En ningún momento le dije que se trataba de mi esposa, sólo que yo era su defensor en caso que la cuestión fuera llevada a juicio.

—¿Vio usted algo más esa noche, don Francisco?

El tipo se quedó pensativo, se levantó de la silla y entró a un pasillo separado de la sala por una cortina de las de antaño. Desde adentro decía algo que no logré entenderle, tardo cerca de un minuto, al regresar me entregó una tirilla de eslabones de oro, no eran más largas que mi dedo meñique.

—Creo que era de un collar —dijo—, supongo que es de la muchacha, la encontré en el suelo después que se la llevara la ambulancia. La guardé porque, como uno nunca sabe…

La chequeé con detenimiento, cierto, yo también estaba de acuerdo en que era parte de una cadena de cuello, pero no tanto de mi Verónica si no de su agresor.

—¿Puedo llevármela? Me serviría de mucho, sabe.

—No, pues; usted se la entrega a la dueña, no hay problema, yo confío en su mercé.
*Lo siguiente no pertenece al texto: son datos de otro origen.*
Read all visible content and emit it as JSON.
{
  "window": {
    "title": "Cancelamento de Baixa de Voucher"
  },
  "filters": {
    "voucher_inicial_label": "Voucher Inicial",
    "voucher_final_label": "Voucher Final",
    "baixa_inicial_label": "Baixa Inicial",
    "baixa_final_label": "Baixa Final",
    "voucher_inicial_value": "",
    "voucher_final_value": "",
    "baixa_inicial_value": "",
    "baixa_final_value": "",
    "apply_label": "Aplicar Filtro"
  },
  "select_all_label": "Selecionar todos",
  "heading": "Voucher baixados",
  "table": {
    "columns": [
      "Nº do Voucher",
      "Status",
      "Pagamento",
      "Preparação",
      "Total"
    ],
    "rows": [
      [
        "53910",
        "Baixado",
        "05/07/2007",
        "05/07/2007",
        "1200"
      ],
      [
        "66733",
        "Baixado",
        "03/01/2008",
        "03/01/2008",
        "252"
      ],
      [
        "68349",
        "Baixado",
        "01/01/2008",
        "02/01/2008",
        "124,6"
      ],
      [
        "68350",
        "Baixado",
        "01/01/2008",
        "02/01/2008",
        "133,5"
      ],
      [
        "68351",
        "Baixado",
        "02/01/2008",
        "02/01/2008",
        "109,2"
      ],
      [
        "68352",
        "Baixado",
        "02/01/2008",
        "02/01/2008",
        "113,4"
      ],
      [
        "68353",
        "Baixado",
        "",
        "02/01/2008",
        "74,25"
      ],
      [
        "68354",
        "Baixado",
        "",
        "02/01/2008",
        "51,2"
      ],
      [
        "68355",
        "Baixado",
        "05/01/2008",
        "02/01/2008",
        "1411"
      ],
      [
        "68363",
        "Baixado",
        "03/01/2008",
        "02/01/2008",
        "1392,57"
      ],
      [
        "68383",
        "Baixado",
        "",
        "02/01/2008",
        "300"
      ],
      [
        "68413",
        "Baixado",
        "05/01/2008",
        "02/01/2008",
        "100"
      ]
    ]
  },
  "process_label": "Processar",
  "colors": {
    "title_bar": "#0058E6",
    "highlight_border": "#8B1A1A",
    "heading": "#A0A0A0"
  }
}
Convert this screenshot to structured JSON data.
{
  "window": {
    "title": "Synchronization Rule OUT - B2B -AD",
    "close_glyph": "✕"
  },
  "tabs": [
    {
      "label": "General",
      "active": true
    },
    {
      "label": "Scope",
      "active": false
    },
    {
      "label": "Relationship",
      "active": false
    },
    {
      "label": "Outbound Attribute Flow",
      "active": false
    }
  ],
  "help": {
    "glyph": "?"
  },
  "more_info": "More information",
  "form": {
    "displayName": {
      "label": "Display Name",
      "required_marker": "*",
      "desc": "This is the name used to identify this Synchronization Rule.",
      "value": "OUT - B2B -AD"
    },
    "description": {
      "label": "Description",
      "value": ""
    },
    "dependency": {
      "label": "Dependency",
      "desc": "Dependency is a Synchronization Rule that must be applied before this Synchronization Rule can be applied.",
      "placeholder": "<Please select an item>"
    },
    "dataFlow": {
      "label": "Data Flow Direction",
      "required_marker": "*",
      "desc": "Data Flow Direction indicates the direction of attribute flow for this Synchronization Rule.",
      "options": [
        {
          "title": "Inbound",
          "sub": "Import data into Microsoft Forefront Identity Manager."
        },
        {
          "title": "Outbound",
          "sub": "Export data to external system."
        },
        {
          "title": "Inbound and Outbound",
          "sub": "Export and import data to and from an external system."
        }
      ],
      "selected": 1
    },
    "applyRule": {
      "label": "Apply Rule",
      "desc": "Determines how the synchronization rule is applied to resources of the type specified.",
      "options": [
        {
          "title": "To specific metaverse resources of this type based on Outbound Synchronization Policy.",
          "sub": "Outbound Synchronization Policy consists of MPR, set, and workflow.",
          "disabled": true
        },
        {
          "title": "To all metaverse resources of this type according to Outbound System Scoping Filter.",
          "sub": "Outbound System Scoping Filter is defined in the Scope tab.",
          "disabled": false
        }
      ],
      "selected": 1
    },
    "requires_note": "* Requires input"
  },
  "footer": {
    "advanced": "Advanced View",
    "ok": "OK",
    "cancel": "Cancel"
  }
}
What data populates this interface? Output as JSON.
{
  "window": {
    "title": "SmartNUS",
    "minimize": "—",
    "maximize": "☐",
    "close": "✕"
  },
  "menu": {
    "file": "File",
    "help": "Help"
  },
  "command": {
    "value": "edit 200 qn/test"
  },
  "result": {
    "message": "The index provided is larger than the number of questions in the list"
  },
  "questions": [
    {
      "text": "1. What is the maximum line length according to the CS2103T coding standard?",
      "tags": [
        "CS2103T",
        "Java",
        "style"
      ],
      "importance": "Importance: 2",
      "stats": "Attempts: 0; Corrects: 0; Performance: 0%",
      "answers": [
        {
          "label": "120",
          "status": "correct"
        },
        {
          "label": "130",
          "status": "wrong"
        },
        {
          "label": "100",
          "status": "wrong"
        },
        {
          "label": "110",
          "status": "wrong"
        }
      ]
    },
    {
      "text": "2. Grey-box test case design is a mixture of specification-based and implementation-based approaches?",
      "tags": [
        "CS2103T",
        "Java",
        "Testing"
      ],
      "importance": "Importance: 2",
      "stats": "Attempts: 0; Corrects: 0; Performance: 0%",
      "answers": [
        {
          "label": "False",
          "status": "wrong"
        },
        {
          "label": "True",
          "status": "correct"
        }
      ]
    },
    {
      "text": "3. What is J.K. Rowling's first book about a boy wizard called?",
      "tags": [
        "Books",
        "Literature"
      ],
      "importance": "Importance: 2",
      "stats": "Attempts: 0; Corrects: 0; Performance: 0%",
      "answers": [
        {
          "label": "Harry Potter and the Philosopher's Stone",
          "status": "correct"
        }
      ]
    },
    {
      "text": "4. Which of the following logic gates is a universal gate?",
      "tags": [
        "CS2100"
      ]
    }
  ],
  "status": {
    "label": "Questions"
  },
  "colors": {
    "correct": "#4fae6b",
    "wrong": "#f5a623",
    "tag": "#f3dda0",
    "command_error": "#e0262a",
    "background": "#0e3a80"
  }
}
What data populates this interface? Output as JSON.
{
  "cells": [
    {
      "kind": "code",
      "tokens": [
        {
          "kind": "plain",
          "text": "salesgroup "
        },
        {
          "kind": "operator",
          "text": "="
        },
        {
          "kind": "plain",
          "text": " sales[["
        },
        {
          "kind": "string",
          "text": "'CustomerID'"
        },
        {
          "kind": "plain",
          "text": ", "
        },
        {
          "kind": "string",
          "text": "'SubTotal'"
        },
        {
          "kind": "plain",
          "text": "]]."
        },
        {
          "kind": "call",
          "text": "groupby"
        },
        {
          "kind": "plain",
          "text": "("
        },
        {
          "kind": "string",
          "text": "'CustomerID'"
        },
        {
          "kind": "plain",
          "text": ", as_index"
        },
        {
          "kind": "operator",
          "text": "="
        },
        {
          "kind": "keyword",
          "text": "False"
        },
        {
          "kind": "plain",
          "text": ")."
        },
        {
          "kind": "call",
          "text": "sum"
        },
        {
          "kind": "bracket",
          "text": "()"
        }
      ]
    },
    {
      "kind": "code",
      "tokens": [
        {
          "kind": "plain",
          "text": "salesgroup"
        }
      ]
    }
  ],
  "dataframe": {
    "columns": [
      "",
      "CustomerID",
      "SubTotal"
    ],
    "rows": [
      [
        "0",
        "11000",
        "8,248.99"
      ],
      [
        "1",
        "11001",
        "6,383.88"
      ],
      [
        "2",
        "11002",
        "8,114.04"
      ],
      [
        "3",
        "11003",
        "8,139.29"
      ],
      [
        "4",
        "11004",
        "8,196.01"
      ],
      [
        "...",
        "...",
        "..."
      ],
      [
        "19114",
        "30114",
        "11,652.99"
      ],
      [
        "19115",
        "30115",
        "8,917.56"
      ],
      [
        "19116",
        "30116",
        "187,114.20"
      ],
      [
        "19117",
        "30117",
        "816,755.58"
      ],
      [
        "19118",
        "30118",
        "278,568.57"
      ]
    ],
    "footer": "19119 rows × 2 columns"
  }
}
Le agradecí con una sonrisa. Minutos después lo llevé a su lugar de trabajo, límite con el lugar de los hechos, el cual el viejo me mostró y luego se despidió. El edificio donde Vero y yo vivimos estaba a penas a una cuadra, sentí un profundo ardor al imaginar lo sucedido aquella noche. Ronroneé a pie el lugar unos minutos y de ahí me fui a ver con Marco Fernández en Salvatore, necesitaba que me prestara su arma.